Происходящее в мире Латур мыслит процессуально и динамично: сети никогда не находятся в покое, они постоянно испытывают друг друга на прочность, поглощают или поддаются друг другу, переплетаются и переводят друг друга. Выходит запутанная картина, но проследить движение того или иного агента легко: вступая в коммуникацию с другими, он постоянно оставляет следы и знаки своего присутствия. Главный вопрос всех сетевых контактов — это власть. Как говорит сам Латур, «все эти силы претендуют на гегемонию над всеми прочими, поглощая друг друга, запутываясь друг в друге, так что <…> вырастают настоящие джунгли».
Издержки: главной проблемой метафизики Латура оказывается то, что она не была задумана как метафизика. Изначально это специфическая исследовательская эвристика, позволявшая получать нетривиальные результаты в изучении конкретных феноменов (в частности, научных). Поэтому неудивительно, что на некоторые метафизические вопросы теория Латура просто не может ответить. К ним Грэм Харман — вероятно, главный почитатель таланта Латура-метафизика — относит проблему изменения, проблему реальности времени и ряд других смежных вопросов.

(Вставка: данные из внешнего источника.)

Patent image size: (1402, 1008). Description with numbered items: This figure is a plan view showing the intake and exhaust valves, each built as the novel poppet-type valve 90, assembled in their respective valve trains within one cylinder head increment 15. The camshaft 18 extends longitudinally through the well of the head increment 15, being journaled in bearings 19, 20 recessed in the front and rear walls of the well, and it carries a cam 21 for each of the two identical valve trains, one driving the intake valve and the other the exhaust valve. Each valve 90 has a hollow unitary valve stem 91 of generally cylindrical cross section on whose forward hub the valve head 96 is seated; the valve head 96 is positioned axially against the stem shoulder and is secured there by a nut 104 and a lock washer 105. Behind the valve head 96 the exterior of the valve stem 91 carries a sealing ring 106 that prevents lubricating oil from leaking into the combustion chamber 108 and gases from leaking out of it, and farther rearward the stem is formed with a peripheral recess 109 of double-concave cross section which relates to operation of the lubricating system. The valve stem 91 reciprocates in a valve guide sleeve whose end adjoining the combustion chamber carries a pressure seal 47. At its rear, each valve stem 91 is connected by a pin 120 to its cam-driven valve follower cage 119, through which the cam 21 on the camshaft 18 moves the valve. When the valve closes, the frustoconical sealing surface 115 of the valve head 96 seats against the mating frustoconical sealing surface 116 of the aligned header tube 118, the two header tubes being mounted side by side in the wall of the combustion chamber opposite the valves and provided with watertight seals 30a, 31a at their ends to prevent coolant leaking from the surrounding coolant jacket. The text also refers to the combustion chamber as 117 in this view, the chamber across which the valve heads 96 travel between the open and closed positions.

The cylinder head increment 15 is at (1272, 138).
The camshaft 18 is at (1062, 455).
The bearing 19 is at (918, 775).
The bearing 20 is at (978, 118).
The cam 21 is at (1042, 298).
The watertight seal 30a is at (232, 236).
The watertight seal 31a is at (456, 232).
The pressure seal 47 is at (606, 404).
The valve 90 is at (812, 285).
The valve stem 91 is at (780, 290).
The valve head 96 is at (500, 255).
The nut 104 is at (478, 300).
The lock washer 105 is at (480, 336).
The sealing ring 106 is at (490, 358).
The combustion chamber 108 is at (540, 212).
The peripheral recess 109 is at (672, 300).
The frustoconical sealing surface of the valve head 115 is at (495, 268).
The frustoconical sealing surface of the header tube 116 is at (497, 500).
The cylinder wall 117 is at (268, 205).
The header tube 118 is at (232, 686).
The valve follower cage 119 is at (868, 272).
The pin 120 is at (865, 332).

С чего начать: небольшой трактат «Несводимое», включенный в русский перевод работы «Пастер: Война и мир микробов» (2015).
Грэм Харман
Харман начинал как последователь, с одной стороны, Хайдеггера, с другой — Латура. В определенном смысле его объектно-ориентированная онтология — это попытка преодолеть ограничения их теорий. У Латура он взял идею того, что философия должна иметь дело с любым объектом, а не объектами определенного привилегированного типа. У Хайдеггера — что на самом деле объекты глубже, чем их явления, данные человеческому сознанию или практическому овладению. Это привело к идее «четвероякого объекта», структурированного по двум осям: существует различие между объектом и его качествами, но также существует различие между реальным объектом и чувственным объектом.

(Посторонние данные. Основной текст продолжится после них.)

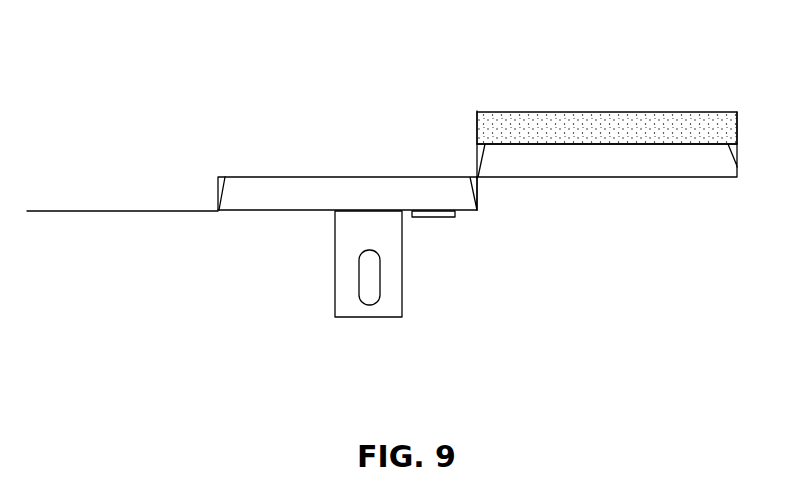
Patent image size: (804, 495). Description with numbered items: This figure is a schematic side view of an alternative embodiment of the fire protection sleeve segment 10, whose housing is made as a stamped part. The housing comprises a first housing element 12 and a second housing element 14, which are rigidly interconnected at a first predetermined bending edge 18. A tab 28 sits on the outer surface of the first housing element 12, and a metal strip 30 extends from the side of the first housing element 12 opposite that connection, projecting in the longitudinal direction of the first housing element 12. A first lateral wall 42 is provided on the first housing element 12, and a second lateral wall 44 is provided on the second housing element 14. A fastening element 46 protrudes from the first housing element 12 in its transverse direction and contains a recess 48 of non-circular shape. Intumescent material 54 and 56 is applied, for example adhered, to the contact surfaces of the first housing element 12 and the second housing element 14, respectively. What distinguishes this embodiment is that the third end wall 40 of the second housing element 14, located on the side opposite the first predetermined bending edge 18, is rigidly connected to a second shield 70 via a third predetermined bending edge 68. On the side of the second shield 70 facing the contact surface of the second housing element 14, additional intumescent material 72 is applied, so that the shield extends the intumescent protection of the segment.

The fire protection sleeve segment 10 is at (160, 340).
The first housing element 12 is at (283, 212).
The second housing element 14 is at (617, 178).
The first predetermined bending edge 18 is at (479, 180).
The tab 28 is at (438, 220).
The metal strip 30 is at (107, 212).
The third end wall 40 is at (738, 167).
The first lateral wall 42 is at (322, 188).
The second lateral wall 44 is at (514, 166).
The fastening element 46 is at (343, 310).
The recess 48 is at (367, 300).
The intumescent material 54 is at (222, 178).
The intumescent material 56 is at (479, 156).
The third predetermined bending edge 68 is at (738, 138).
The second shield 70 is at (627, 112).
The additional intumescent material 72 is at (568, 128).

Харман предложил интересную типологию онтологических редукций, сводящих объект к чему-то, чем он не является. С одной стороны, существует проваливание — сведение объектов к чему-то более фундаментальному, чем они сами. Это происходит, когда мы редуцируем стулья к составляющим их атомам. С другой стороны, есть наваливание, считающее, что вещи слишком фундаментальны и что их нужно свести к чему-то более поверхностному — например, к эффектам действий или отношениям. Именно так мы делаем, сводя любовь к социальному конструкту. Избавившись от редукционистских стратегий, остается вопрос: как же познавать реальные объекты? Увы, никак. Ответ Хармана такой: «Реальное — это что-то, что нельзя познать, но можно только любить».
Издержки: метафизика Хармана критиковалась с различных позиций, основной вопрос — это статус непознаваемых реальных объектов. Действительно ли они непознаваемы? Если непознаваемы, не скатываемся ли мы в мистицизм? Откуда мы знаем, что их много, если о них ничего неизвестно? Может быть, существует всего лишь один непознаваемый объект? Причина всех этих вопросов в том, что хармановская объектно-ориентированная онтология требует радикального пересмотра самого представления о философском знании. Пойти на это, конечно, готовы не все.
С чего начать: компактная, но насыщенная работа Хармана, служащая хорошим введением в его теорию, — «Четвероякий объект: Метафизика вещей после Хайдеггера» (2015).